Ecrit par Kari Aurora dans la nuit du 07/07/15

“Cinq mille à ma droite,” annonce l’homme, et mes yeux tombent sur la liasse de billets froissés dans mes mains. Tous les regards semblent être posés sur moi, attendant ma réponse. Si je ne renchérit pas, personne ne le fera, c’est certain : seul moi, l’homme en costume à ma gauche, et le "commissaire-priseur », un gamin avec à peine un duvet au menton, avons réussi à rejoindre le rendez-vous sous couvert de la nuit, et à les éviter.

Les prêtres et les textes nous avaient prévenus qu’ils viendraient. Les cavaliers, et l’armée des morts, et les démons à leur suite. Ils ne nous avaient pas dit que quand ils enfonceraient nos portes et terrifieraient nos enfants, ils ne viendraient pas pour nos âmes, mais pour nos armes.

Quelques semaines, c’est tout ce qu’il leur a fallu. Quelques semaines pour faire disparaître tout espoir de résistance, pour l’assurance que quoi qu’ils fassent de nous, quoi qu’ils nous fassent subir, que nous soyons complètement, désespérément impuissants. Quelques semaines pour nous prendre toutes nos armes.

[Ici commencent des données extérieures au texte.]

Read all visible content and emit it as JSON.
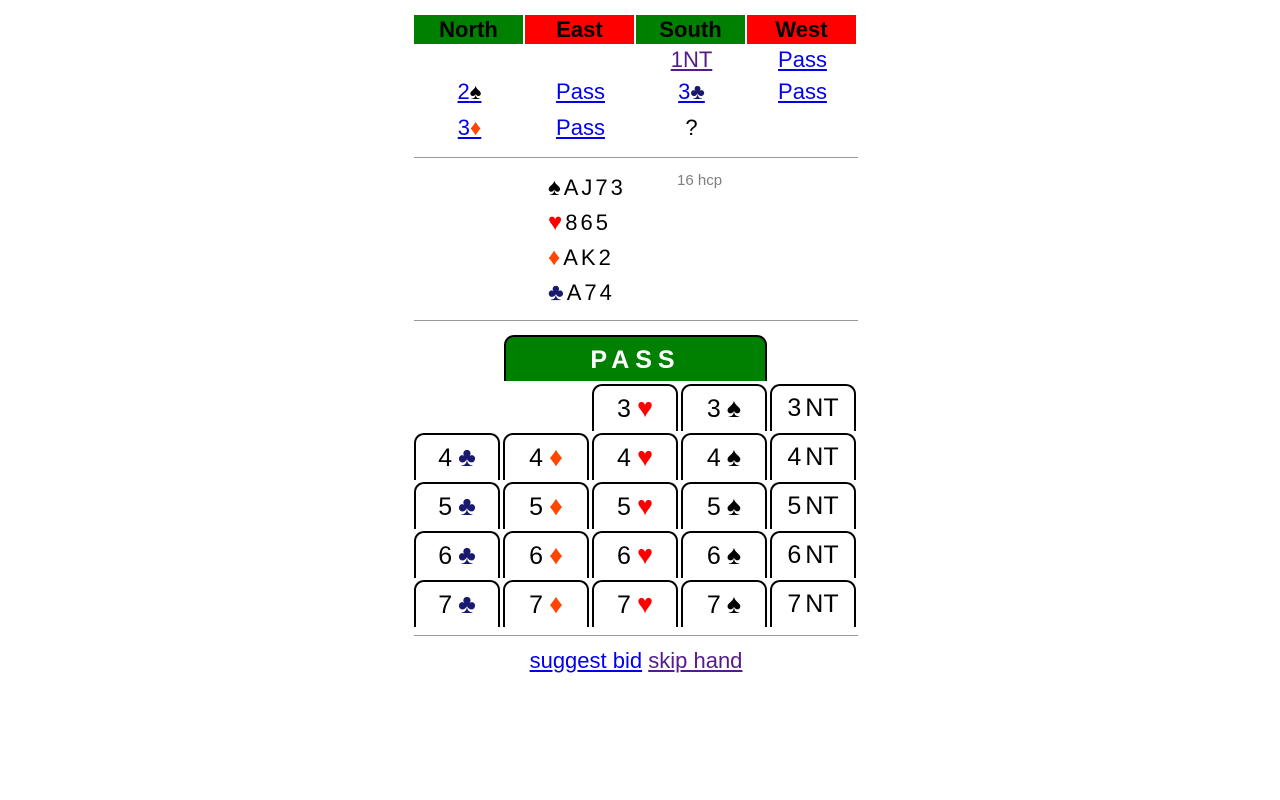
{
  "auction": {
    "headers": [
      {
        "label": "North",
        "color": "#008000"
      },
      {
        "label": "East",
        "color": "#ff0000"
      },
      {
        "label": "South",
        "color": "#008000"
      },
      {
        "label": "West",
        "color": "#ff0000"
      }
    ],
    "row1": {
      "south": "1NT",
      "west": "Pass"
    },
    "row2": {
      "north_level": "2",
      "north_suit": "♠",
      "east": "Pass",
      "south_level": "3",
      "south_suit": "♣",
      "west": "Pass"
    },
    "row3": {
      "north_level": "3",
      "north_suit": "♦",
      "east": "Pass",
      "south": "?"
    }
  },
  "hand": {
    "spades": {
      "symbol": "♠",
      "cards": "AJ73"
    },
    "hearts": {
      "symbol": "♥",
      "cards": "865"
    },
    "diamonds": {
      "symbol": "♦",
      "cards": "AK2"
    },
    "clubs": {
      "symbol": "♣",
      "cards": "A74"
    },
    "hcp": "16 hcp"
  },
  "bidbox": {
    "pass_label": "PASS",
    "bids": [
      {
        "level": "3",
        "suit": "♥",
        "kind": "heart"
      },
      {
        "level": "3",
        "suit": "♠",
        "kind": "spade"
      },
      {
        "level": "3",
        "suit": "NT",
        "kind": "nt"
      },
      {
        "level": "4",
        "suit": "♣",
        "kind": "club"
      },
      {
        "level": "4",
        "suit": "♦",
        "kind": "diamond"
      },
      {
        "level": "4",
        "suit": "♥",
        "kind": "heart"
      },
      {
        "level": "4",
        "suit": "♠",
        "kind": "spade"
      },
      {
        "level": "4",
        "suit": "NT",
        "kind": "nt"
      },
      {
        "level": "5",
        "suit": "♣",
        "kind": "club"
      },
      {
        "level": "5",
        "suit": "♦",
        "kind": "diamond"
      },
      {
        "level": "5",
        "suit": "♥",
        "kind": "heart"
      },
      {
        "level": "5",
        "suit": "♠",
        "kind": "spade"
      },
      {
        "level": "5",
        "suit": "NT",
        "kind": "nt"
      },
      {
        "level": "6",
        "suit": "♣",
        "kind": "club"
      },
      {
        "level": "6",
        "suit": "♦",
        "kind": "diamond"
      },
      {
        "level": "6",
        "suit": "♥",
        "kind": "heart"
      },
      {
        "level": "6",
        "suit": "♠",
        "kind": "spade"
      },
      {
        "level": "6",
        "suit": "NT",
        "kind": "nt"
      },
      {
        "level": "7",
        "suit": "♣",
        "kind": "club"
      },
      {
        "level": "7",
        "suit": "♦",
        "kind": "diamond"
      },
      {
        "level": "7",
        "suit": "♥",
        "kind": "heart"
      },
      {
        "level": "7",
        "suit": "♠",
        "kind": "spade"
      },
      {
        "level": "7",
        "suit": "NT",
        "kind": "nt"
      }
    ]
  },
  "footer": {
    "suggest_label": "suggest bid",
    "skip_label": "skip hand"
  },
  "colors": {
    "spade": "#000000",
    "heart": "#ff0000",
    "diamond": "#ff4500",
    "club": "#191970",
    "link": "#0000ee",
    "visited_link": "#551a8b",
    "pass_button": "#008000"
  }
}
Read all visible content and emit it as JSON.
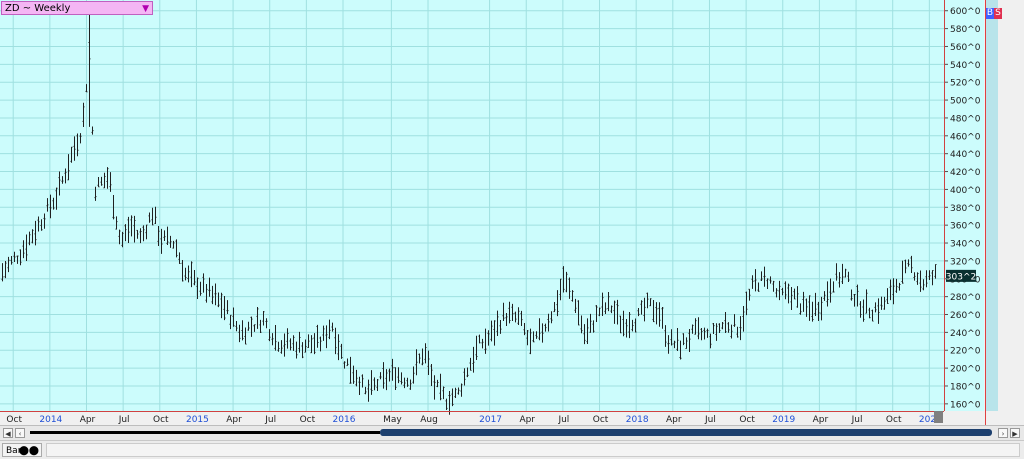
{
  "window": {
    "symbol_title": "ZD ~ Weekly"
  },
  "tags": {
    "buy": "B",
    "sell": "S",
    "buy_color": "#4060ff",
    "sell_color": "#e03050"
  },
  "status_bar": {
    "mode_label": "Bars"
  },
  "colors": {
    "background": "#ccfcfc",
    "grid": "#9fe0e0",
    "bars": "#202020",
    "axis_line": "#d04040",
    "year_label": "#1f4fd6",
    "month_label": "#202020",
    "last_price_box": "#0a3030"
  },
  "chart_data": {
    "type": "ohlc",
    "y_labels": [
      "160^0",
      "180^0",
      "200^0",
      "220^0",
      "240^0",
      "260^0",
      "280^0",
      "300^0",
      "320^0",
      "340^0",
      "360^0",
      "380^0",
      "400^0",
      "420^0",
      "440^0",
      "460^0",
      "480^0",
      "500^0",
      "520^0",
      "540^0",
      "560^0",
      "580^0",
      "600^0"
    ],
    "y_tick_values": [
      160,
      180,
      200,
      220,
      240,
      260,
      280,
      300,
      320,
      340,
      360,
      380,
      400,
      420,
      440,
      460,
      480,
      500,
      520,
      540,
      560,
      580,
      600
    ],
    "ylim": [
      152,
      612
    ],
    "last_price_label": "303^2",
    "last_price": 303.25,
    "x_labels": [
      {
        "t": "Oct",
        "v": 2013.75,
        "year": false
      },
      {
        "t": "2014",
        "v": 2014.0,
        "year": true
      },
      {
        "t": "Apr",
        "v": 2014.25,
        "year": false
      },
      {
        "t": "Jul",
        "v": 2014.5,
        "year": false
      },
      {
        "t": "Oct",
        "v": 2014.75,
        "year": false
      },
      {
        "t": "2015",
        "v": 2015.0,
        "year": true
      },
      {
        "t": "Apr",
        "v": 2015.25,
        "year": false
      },
      {
        "t": "Jul",
        "v": 2015.5,
        "year": false
      },
      {
        "t": "Oct",
        "v": 2015.75,
        "year": false
      },
      {
        "t": "2016",
        "v": 2016.0,
        "year": true
      },
      {
        "t": "May",
        "v": 2016.33,
        "year": false
      },
      {
        "t": "Aug",
        "v": 2016.58,
        "year": false
      },
      {
        "t": "2017",
        "v": 2017.0,
        "year": true
      },
      {
        "t": "Apr",
        "v": 2017.25,
        "year": false
      },
      {
        "t": "Jul",
        "v": 2017.5,
        "year": false
      },
      {
        "t": "Oct",
        "v": 2017.75,
        "year": false
      },
      {
        "t": "2018",
        "v": 2018.0,
        "year": true
      },
      {
        "t": "Apr",
        "v": 2018.25,
        "year": false
      },
      {
        "t": "Jul",
        "v": 2018.5,
        "year": false
      },
      {
        "t": "Oct",
        "v": 2018.75,
        "year": false
      },
      {
        "t": "2019",
        "v": 2019.0,
        "year": true
      },
      {
        "t": "Apr",
        "v": 2019.25,
        "year": false
      },
      {
        "t": "Jul",
        "v": 2019.5,
        "year": false
      },
      {
        "t": "Oct",
        "v": 2019.75,
        "year": false
      },
      {
        "t": "2020",
        "v": 2020.0,
        "year": true
      }
    ],
    "xlim": [
      2013.66,
      2020.1
    ],
    "price_path": [
      [
        2013.66,
        305
      ],
      [
        2013.8,
        330
      ],
      [
        2013.92,
        360
      ],
      [
        2014.05,
        395
      ],
      [
        2014.15,
        440
      ],
      [
        2014.22,
        470
      ],
      [
        2014.27,
        560
      ],
      [
        2014.3,
        400
      ],
      [
        2014.4,
        415
      ],
      [
        2014.48,
        340
      ],
      [
        2014.55,
        360
      ],
      [
        2014.62,
        345
      ],
      [
        2014.7,
        375
      ],
      [
        2014.75,
        345
      ],
      [
        2014.85,
        340
      ],
      [
        2014.92,
        305
      ],
      [
        2015.0,
        295
      ],
      [
        2015.08,
        285
      ],
      [
        2015.18,
        270
      ],
      [
        2015.3,
        240
      ],
      [
        2015.45,
        255
      ],
      [
        2015.55,
        230
      ],
      [
        2015.7,
        225
      ],
      [
        2015.85,
        230
      ],
      [
        2015.92,
        250
      ],
      [
        2016.0,
        210
      ],
      [
        2016.1,
        190
      ],
      [
        2016.15,
        172
      ],
      [
        2016.25,
        185
      ],
      [
        2016.35,
        195
      ],
      [
        2016.45,
        185
      ],
      [
        2016.55,
        220
      ],
      [
        2016.62,
        180
      ],
      [
        2016.7,
        165
      ],
      [
        2016.78,
        170
      ],
      [
        2016.85,
        200
      ],
      [
        2016.92,
        225
      ],
      [
        2017.0,
        235
      ],
      [
        2017.1,
        260
      ],
      [
        2017.2,
        255
      ],
      [
        2017.28,
        225
      ],
      [
        2017.35,
        240
      ],
      [
        2017.45,
        270
      ],
      [
        2017.5,
        300
      ],
      [
        2017.58,
        275
      ],
      [
        2017.65,
        235
      ],
      [
        2017.75,
        265
      ],
      [
        2017.82,
        270
      ],
      [
        2017.9,
        250
      ],
      [
        2018.0,
        255
      ],
      [
        2018.08,
        270
      ],
      [
        2018.15,
        265
      ],
      [
        2018.22,
        230
      ],
      [
        2018.3,
        225
      ],
      [
        2018.4,
        240
      ],
      [
        2018.5,
        235
      ],
      [
        2018.6,
        250
      ],
      [
        2018.7,
        245
      ],
      [
        2018.8,
        295
      ],
      [
        2018.9,
        300
      ],
      [
        2018.97,
        280
      ],
      [
        2019.05,
        285
      ],
      [
        2019.15,
        265
      ],
      [
        2019.25,
        270
      ],
      [
        2019.35,
        300
      ],
      [
        2019.42,
        305
      ],
      [
        2019.5,
        275
      ],
      [
        2019.6,
        265
      ],
      [
        2019.68,
        270
      ],
      [
        2019.78,
        295
      ],
      [
        2019.87,
        315
      ],
      [
        2019.95,
        295
      ],
      [
        2020.0,
        300
      ],
      [
        2020.05,
        305
      ]
    ]
  }
}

« Presque toutes nos armes, » je murmure alors que mes yeux se posent sur le fusil de chasse appuyé contre le mur juste devant moi. Frénétiquement, je compte mes économies pour la énième fois, et avec chaque billet je repense à ma femme, qui a travaillé si longtemps et si tard, à mes enfants, qui ont économisé sur leur argent de poche pour nous faire la surprise d’un billet de cent dollars au dernier moment. Je serre le poing, et annonce mon dernier prix.

« Cinq mille sept cents

- Sept mille. » Il n’a même pas hésité une seconde.

« A ma droite, sept mille dollars. Une fois, deux fois, trois fois, adjugé. »

Je ne réfléchis pas. Je me jette sur le fusil, avec une demi seconde d’avance sur l’homme au costume. Je sens, comme au travers d’un brouillard, son pied frapper ma jambe. Je titube, le pousse avec la paume de ma main. En un éclair, j’agrippe le fusil, je pointe, et le coup part.

Il tombe, et j’ai du sang dans l’œil. Je vois à peine le gamin apeuré. Je crois que j’ai jeté mon argent à ses pieds avant de commencer à courir, serrant le fusil contre ma poitrine.

J’espère que j’aurai le courage de rentrer chez moi.